Human-Machine Inference Networks For Smart Decision Making: Opportunities and Challenges
Aditya Vempaty, Bhavya Kailkhura, Pramod K. Varshney

TL;DR
This paper reviews Human-Machine Inference Networks (HuMaINs), highlighting their architecture, inference algorithms, security challenges, and diverse applications, emphasizing their potential to outperform standalone human or machine inference.
Contribution
It provides a comprehensive overview of HuMaINs architecture, addressing design, inference algorithms, security/privacy issues, and practical use cases, outlining future research directions.
Findings
HuMaINs combine human and machine strengths for improved inference performance.
Novel signal processing and machine learning solutions are needed for HuMaINs.

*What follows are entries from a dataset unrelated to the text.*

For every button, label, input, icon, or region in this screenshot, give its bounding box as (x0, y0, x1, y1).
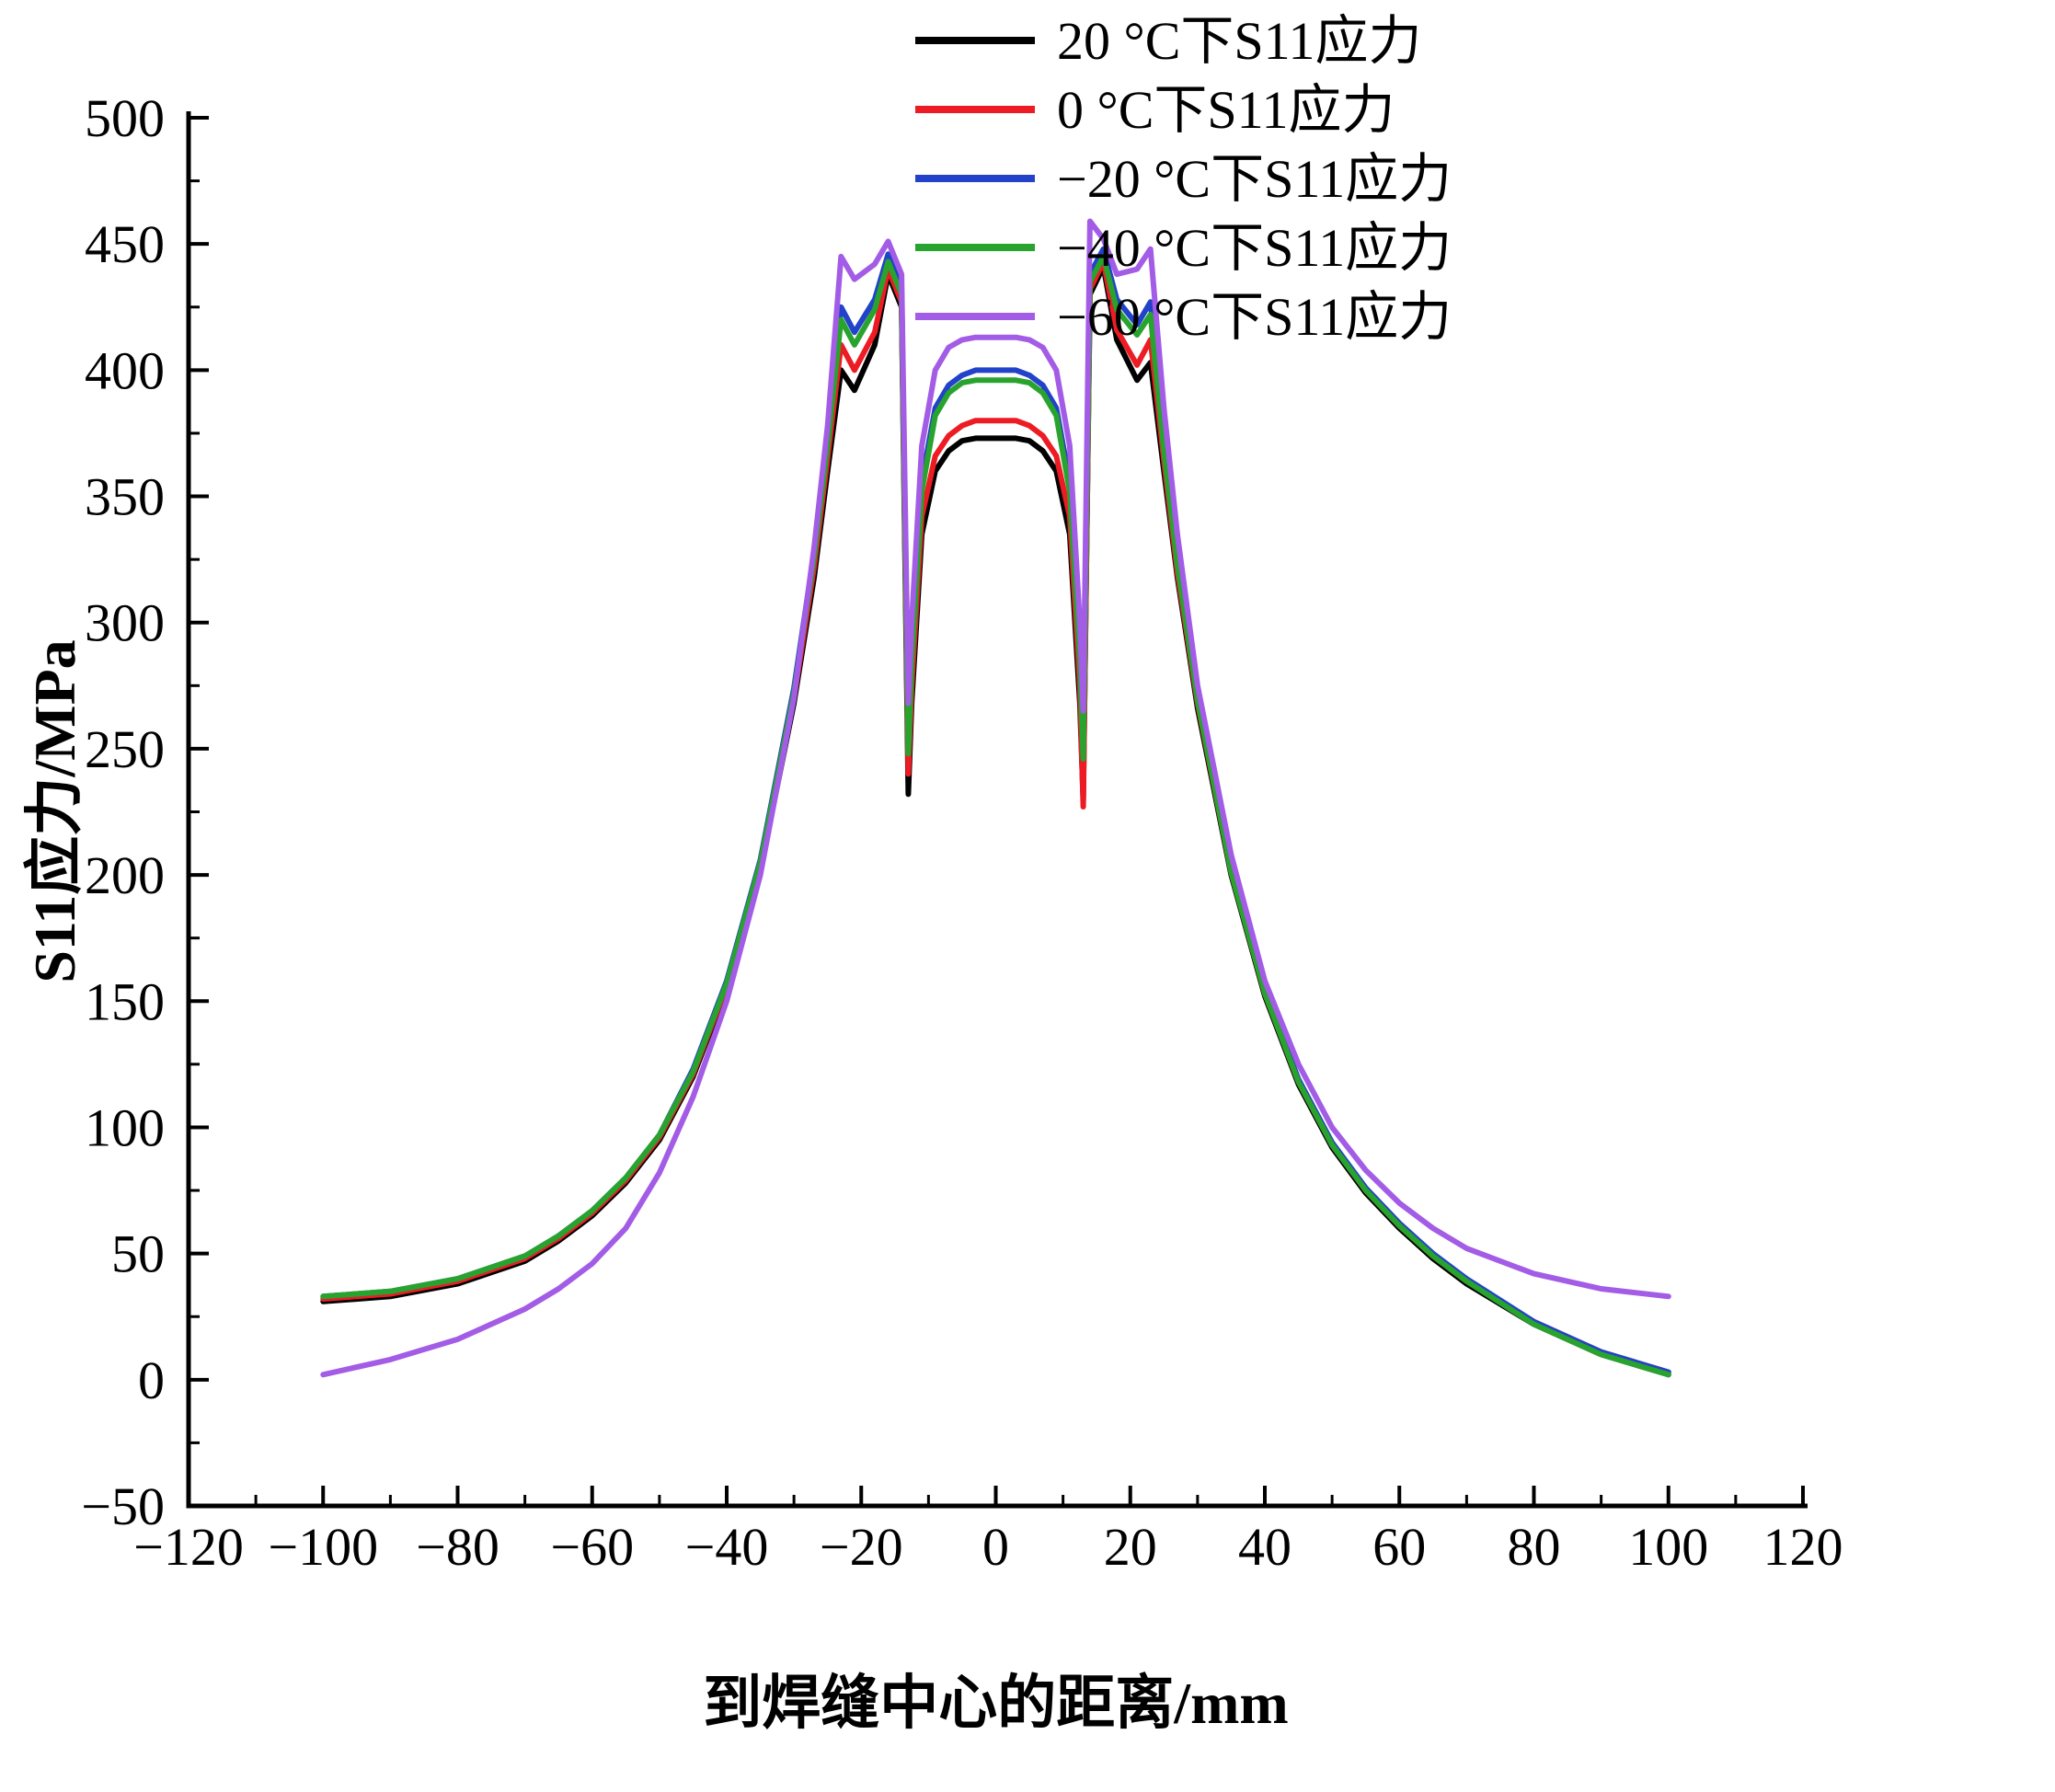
y-axis-title: S11应力/MPa (22, 639, 87, 983)
y-axis-tick-label: −50 (81, 1476, 165, 1536)
x-axis-tick-label: 60 (1372, 1517, 1426, 1577)
x-axis-tick-label: 80 (1508, 1517, 1561, 1577)
legend-label-s11-minus40c: −40 °C下S11应力 (1057, 218, 1452, 278)
x-axis-tick-label: −80 (416, 1517, 499, 1577)
legend-label-s11-0c: 0 °C下S11应力 (1057, 80, 1395, 140)
y-axis-tick-label: 50 (111, 1224, 165, 1284)
series-line-s11-0c (320, 258, 1671, 1375)
x-axis-tick-label: −40 (685, 1517, 769, 1577)
y-axis-tick-label: 150 (85, 971, 165, 1031)
y-axis-tick-label: 450 (85, 214, 165, 274)
series-line-s11-minus40c (320, 253, 1671, 1378)
x-axis-tick-label: 100 (1628, 1517, 1708, 1577)
x-axis-tick-label: 40 (1238, 1517, 1292, 1577)
legend-label-s11-minus60c: −60 °C下S11应力 (1057, 287, 1452, 347)
x-axis-tick-label: −60 (550, 1517, 634, 1577)
y-axis-tick-label: 350 (85, 467, 165, 527)
y-axis-tick-label: 400 (85, 340, 165, 400)
y-axis-tick-label: 500 (85, 88, 165, 148)
x-axis-title: 到焊缝中心的距离/mm (703, 1671, 1289, 1736)
legend-label-s11-minus20c: −20 °C下S11应力 (1057, 149, 1452, 209)
x-axis-tick-label: 20 (1104, 1517, 1157, 1577)
y-axis-tick-label: 300 (85, 593, 165, 653)
x-axis-tick-label: 0 (982, 1517, 1009, 1577)
series-line-s11-minus60c (320, 218, 1671, 1378)
y-axis-tick-label: 0 (138, 1350, 165, 1410)
y-axis-tick-label: 100 (85, 1097, 165, 1157)
y-axis-tick-label: 250 (85, 719, 165, 779)
x-axis-tick-label: −20 (820, 1517, 903, 1577)
x-axis-tick-label: −100 (268, 1517, 378, 1577)
x-axis-tick-label: 120 (1763, 1517, 1843, 1577)
x-axis-tick-label: −120 (133, 1517, 244, 1577)
series-line-s11-20c (320, 263, 1671, 1378)
y-axis-tick-label: 200 (85, 845, 165, 905)
series-line-s11-minus20c (320, 246, 1671, 1375)
legend-label-s11-20c: 20 °C下S11应力 (1057, 11, 1422, 71)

Security and privacy are critical challenges in HuMaINs deployment.
Abstract
The emerging paradigm of Human-Machine Inference Networks (HuMaINs) combines complementary cognitive strengths of humans and machines in an intelligent manner to tackle various inference tasks and achieves higher performance than either humans or machines by themselves. While inference performance optimization techniques for human-only or sensor-only networks are quite mature, HuMaINs require novel signal processing and machine learning solutions. In this paper, we present an overview of the HuMaINs architecture with a focus on three main issues that include architecture design, inference algorithms including security/privacy challenges, and application areas/use cases.